Interestingly, the church has never received this “command” in the ritualistic sense. Although there were a few Christian sects that practice the rite literally, the church has received this commandment only as an imitation of the spirit of this rite. In fact, the ritual of the washing of the feet is not mandatory, not even on Maundy Thursday. All the more for us to strive to understand the spirit of this gesture. The poignant question of Jesus to his disciples is still a good question today: “Do you understand what I have done for you?” (Jn 13:12) Do we?
In Jesus’ time, the washing of feet was a custom that was not required from anyone, not even slaves, although “occasionally, disciples would render this service to their teacher or rabbi” (Raymond E. Brown).
It is not surprising that Peter refuses this apparent reversal of preposition. Peter, or other disciples, should wash Jesus’ feet. However, Jesus was very clear. He does not mean that the disciples have become suddenly masters: “You call me ‘teacher’ and ‘master,’ and rightly so, for indeed I am.” (Jn 13:13).
Jesus had intended something very different: “If I, therefore, the master and teacher, have washed your feet, you ought to wash one another’s feet. I have given you a model to follow, so that as I have done for you, you should also do. Amen, amen, I say to you. No slave is greater than his master nor any messenger greater than the one who sent him.” (Jn 13:14-16)
In other words, although the distinction between master and disciples is real, the relationship becomes one of equality. If the master dares to treat the disciples like masters, all the more, the disciples should treat each other like masters. Although we are all different, when it comes to service, we become all equal. Servants have, in a way, received the dignity of masters without being masters. Dignity refers to something’s goodness on account of itself (Aquinas). The disciples have received something good, a master’s treatment from the master. They now become equal in dignity.

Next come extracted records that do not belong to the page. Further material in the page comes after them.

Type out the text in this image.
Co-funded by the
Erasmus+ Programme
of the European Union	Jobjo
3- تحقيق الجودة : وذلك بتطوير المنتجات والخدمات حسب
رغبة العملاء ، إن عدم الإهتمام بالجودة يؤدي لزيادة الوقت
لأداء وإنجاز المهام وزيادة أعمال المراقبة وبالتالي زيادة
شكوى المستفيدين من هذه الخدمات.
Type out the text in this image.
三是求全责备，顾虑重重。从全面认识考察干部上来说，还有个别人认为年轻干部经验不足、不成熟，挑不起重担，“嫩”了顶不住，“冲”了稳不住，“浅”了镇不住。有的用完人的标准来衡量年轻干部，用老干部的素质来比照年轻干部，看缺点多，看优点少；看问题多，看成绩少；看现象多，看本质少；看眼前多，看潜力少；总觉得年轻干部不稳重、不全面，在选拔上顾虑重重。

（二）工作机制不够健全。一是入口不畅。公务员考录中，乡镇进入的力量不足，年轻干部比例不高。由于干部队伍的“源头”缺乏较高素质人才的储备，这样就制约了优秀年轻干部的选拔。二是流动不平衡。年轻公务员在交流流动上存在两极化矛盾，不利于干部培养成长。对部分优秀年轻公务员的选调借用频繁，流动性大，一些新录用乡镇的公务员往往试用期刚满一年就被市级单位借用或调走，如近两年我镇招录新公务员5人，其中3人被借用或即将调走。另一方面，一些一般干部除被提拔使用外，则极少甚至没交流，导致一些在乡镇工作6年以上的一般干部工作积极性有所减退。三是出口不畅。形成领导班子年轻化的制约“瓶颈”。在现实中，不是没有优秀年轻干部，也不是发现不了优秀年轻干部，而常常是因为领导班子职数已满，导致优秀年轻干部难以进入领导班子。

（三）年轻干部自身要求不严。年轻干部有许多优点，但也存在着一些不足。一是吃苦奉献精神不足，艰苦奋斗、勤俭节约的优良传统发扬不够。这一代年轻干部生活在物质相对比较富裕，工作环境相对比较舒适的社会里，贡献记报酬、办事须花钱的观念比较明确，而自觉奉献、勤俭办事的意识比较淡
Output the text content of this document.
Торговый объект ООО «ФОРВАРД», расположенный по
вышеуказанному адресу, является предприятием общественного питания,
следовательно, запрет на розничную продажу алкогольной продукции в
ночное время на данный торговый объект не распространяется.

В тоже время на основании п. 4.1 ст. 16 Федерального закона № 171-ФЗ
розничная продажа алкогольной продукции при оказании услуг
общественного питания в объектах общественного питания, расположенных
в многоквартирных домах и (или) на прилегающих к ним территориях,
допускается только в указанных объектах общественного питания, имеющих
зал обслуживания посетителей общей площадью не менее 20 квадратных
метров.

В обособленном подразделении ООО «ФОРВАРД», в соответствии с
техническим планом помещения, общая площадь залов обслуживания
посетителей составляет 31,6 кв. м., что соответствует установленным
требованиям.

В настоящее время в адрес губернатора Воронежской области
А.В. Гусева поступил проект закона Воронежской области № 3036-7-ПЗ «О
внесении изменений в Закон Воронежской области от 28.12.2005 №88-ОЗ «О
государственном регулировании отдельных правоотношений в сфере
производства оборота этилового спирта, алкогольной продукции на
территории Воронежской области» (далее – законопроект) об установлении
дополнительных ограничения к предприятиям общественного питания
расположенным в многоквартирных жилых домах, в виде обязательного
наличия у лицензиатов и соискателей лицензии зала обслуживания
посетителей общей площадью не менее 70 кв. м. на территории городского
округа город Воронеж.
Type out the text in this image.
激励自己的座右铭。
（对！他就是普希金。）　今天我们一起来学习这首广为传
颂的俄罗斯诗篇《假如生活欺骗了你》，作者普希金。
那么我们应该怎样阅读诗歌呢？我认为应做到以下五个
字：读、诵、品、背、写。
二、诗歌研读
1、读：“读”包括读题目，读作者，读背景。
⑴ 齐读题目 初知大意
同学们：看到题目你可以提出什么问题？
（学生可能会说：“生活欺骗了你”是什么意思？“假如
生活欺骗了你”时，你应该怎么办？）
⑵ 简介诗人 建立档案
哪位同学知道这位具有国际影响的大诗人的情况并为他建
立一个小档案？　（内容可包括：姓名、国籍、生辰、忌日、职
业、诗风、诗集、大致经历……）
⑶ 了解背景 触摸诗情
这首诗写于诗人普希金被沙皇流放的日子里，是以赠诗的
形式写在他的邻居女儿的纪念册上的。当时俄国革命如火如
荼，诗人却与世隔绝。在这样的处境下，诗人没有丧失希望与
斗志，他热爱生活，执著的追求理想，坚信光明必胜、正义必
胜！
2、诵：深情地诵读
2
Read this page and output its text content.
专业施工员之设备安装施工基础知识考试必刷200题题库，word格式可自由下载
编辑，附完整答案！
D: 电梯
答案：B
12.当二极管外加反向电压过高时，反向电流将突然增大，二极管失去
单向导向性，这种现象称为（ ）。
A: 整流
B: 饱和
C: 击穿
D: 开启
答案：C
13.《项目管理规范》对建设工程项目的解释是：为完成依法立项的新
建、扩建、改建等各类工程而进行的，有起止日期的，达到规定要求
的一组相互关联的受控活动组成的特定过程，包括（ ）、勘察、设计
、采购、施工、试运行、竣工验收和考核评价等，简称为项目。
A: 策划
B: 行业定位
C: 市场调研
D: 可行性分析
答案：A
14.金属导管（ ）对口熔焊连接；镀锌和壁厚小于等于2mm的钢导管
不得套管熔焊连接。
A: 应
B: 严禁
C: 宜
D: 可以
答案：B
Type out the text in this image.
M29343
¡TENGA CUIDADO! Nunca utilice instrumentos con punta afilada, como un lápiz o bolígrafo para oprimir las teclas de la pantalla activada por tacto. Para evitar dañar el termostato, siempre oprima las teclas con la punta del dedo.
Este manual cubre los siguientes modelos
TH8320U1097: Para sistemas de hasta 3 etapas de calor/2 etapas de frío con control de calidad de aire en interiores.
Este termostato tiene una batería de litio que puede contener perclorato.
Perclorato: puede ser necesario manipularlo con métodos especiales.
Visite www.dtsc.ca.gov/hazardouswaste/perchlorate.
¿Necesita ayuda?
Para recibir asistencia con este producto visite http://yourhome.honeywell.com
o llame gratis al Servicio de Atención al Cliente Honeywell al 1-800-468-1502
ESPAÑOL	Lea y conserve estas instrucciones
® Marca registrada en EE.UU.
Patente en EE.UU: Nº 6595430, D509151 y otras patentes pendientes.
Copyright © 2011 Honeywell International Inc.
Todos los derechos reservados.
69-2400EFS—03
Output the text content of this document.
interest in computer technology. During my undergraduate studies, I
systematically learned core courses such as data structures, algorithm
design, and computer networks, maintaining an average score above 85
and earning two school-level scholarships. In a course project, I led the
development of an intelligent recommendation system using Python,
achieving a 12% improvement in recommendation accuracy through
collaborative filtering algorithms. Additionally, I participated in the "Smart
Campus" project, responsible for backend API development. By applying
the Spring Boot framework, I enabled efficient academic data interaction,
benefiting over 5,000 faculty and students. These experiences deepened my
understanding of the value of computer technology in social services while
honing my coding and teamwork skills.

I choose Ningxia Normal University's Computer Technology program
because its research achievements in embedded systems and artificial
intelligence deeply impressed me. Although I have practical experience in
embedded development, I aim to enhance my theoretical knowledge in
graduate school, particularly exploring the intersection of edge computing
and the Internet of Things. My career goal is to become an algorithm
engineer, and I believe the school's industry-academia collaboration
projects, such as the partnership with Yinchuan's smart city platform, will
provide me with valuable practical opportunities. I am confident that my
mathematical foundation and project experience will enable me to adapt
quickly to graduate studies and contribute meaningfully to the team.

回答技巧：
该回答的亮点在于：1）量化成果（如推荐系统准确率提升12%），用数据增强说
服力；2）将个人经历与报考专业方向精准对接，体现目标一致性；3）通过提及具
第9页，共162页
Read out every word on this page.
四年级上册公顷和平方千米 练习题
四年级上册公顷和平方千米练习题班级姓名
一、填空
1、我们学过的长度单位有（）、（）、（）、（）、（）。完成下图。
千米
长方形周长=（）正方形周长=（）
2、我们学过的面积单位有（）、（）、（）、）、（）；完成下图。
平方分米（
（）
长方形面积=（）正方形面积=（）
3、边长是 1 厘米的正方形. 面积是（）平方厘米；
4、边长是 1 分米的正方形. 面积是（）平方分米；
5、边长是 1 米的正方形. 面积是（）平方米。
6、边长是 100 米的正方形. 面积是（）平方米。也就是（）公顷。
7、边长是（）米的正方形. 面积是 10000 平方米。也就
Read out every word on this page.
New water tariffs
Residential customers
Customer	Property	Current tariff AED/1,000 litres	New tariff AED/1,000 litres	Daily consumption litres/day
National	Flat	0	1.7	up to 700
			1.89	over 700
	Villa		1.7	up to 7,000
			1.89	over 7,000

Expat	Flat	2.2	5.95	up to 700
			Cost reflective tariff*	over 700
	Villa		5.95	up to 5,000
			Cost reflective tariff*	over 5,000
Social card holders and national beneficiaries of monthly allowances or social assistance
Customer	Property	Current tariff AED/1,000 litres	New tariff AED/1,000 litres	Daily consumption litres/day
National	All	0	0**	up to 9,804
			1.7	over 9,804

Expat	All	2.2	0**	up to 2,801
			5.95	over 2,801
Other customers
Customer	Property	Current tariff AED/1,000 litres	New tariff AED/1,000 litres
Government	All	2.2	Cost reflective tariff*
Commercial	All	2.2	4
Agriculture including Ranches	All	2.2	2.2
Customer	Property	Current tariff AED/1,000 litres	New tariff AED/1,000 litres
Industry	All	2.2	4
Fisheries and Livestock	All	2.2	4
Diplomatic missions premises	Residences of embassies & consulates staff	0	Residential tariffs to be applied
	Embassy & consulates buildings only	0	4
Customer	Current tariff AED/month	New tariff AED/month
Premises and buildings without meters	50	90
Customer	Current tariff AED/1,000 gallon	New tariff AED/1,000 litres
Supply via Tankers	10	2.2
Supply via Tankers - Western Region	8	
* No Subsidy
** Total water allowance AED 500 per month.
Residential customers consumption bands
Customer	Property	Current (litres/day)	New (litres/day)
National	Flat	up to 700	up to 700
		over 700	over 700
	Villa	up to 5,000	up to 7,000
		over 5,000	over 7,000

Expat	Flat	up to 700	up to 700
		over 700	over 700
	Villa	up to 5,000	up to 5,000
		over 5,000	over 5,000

Love, unlike washing feet, cannot be commanded (Deus caritas 18). God does not force us to produce an emotion towards our neighbors. It does not work like that. Often, we forget this, and change the commandment of love into a pretense of love: “I do not really love him, but I will act as if I did.” We pretend to love only because we are told. Like Peter, we accept the commandment without understanding: “not only my feet, but also my hands and my head as well.”
Love cannot be understood unless it is experienced. It cannot be produced unless it is received. Only the disciples that received the master’s treatment by the master can give the master’s treatment to others. Washing each other’s feet entails removing our clothing of pretenses of superiority, acknowledging the equal dignity of the other person, and treating them consistently.
In this way, love does not become a product of our strength but a natural reaction to the goodness we just discovered in the other person. At times, we may not like them. We may even have good reasons to hate them, but still Jesus washed their feet with our feet. Jesus saw in them something we must discover, and when we do… we realized what Jesus had done, we understand and we are empowered to love as Jesus loves.